Function of Amelogenins in Porcine Enamel Mineralization During the Secretory Stage of Amelogenesis

Abstract

The purpose of this investigation was to study the properties of amelogenins present in the secretory stage of amelogenesis of porcine enamel, and to explore their possible role in enamel formation. Interest was focused on three species of amelogenins having different properties regarding localization in the forming enamel, solubility, adsorption affinity onto hydroxyapatite (HA), and inhibitory activity of HA growth. The results suggest that the secreted 25-kilo-Dalton (kDa) parent amelogenin may directly regulate the growth kinetics and the habit of forming crystals through selective adsorption onto specific crystal surfaces. The observed constant distribution of 20-kDa amelogenin during the secretory stage of amelogenesis may be explained by steady-state conditions of two degradation processes: from the 25-kDa to the 20-kDa species; and, subsequently, from the 20-kDa to the 13-kDa and 11-kDa species.
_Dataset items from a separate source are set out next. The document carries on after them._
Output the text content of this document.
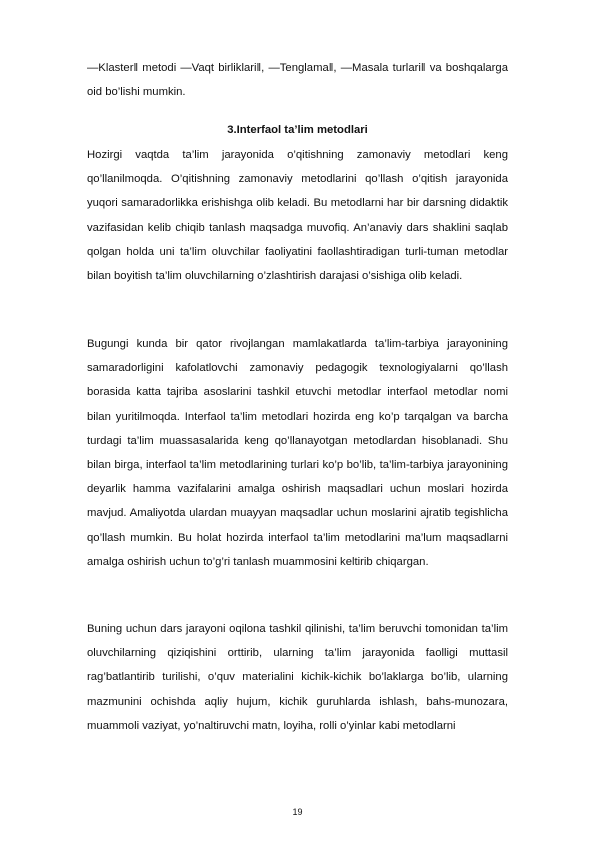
―Klaster‖ metodi ―Vaqt birliklari‖, ―Tenglama‖, ―Masala turlari‖ va boshqalarga oid bo’lishi mumkin.

3.Interfaol ta’lim metodlari

Hozirgi vaqtda ta’lim jarayonida o’qitishning zamonaviy metodlari keng qo’llanilmoqda. O’qitishning zamonaviy metodlarini qo’llash o’qitish jarayonida yuqori samaradorlikka erishishga olib keladi. Bu metodlarni har bir darsning didaktik vazifasidan kelib chiqib tanlash maqsadga muvofiq. An’anaviy dars shaklini saqlab qolgan holda uni ta’lim oluvchilar faoliyatini faollashtiradigan turli-tuman metodlar bilan boyitish ta’lim oluvchilarning o’zlashtirish darajasi o’sishiga olib keladi.

Bugungi kunda bir qator rivojlangan mamlakatlarda ta’lim-tarbiya jarayonining samaradorligini kafolatlovchi zamonaviy pedagogik texnologiyalarni qo’llash borasida katta tajriba asoslarini tashkil etuvchi metodlar interfaol metodlar nomi bilan yuritilmoqda. Interfaol ta’lim metodlari hozirda eng ko’p tarqalgan va barcha turdagi ta’lim muassasalarida keng qo’llanayotgan metodlardan hisoblanadi. Shu bilan birga, interfaol ta’lim metodlarining turlari ko’p bo’lib, ta’lim-tarbiya jarayonining deyarlik hamma vazifalarini amalga oshirish maqsadlari uchun moslari hozirda mavjud. Amaliyotda ulardan muayyan maqsadlar uchun moslarini ajratib tegishlicha qo’llash mumkin. Bu holat hozirda interfaol ta’lim metodlarini ma’lum maqsadlarni amalga oshirish uchun to’g’ri tanlash muammosini keltirib chiqargan.

Buning uchun dars jarayoni oqilona tashkil qilinishi, ta’lim beruvchi tomonidan ta’lim oluvchilarning qiziqishini orttirib, ularning ta’lim jarayonida faolligi muttasil rag’batlantirib turilishi, o’quv materialini kichik-kichik bo’laklarga bo’lib, ularning mazmunini ochishda aqliy hujum, kichik guruhlarda ishlash, bahs-munozara, muammoli vaziyat, yo’naltiruvchi matn, loyiha, rolli o’yinlar kabi metodlarni

19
The former process could be crucial to induction of a slow growth of the crystals in directions of width and thickness, as observed following the initial, preferential growth parallel to the long-axis direction. Possible modulation of this slow growth by the presence of 20-kDa amelogenin as a weak inhibitor or a space-filling matrix through the secretory stage is still a very open question. The concentration gradient of the soluble amelogenins from the inner to the outer enamel would promote the diffusion toward the ameloblasts and the removal of the amelogenins by the cells. It should be pointed out that the soluble moieties (13 kDa and 11 kDa) in the fluid may also play a regulatory function with respect to the driving force for crystal growth through a weak Ca-binding, thus reducing the ionic calcium activity.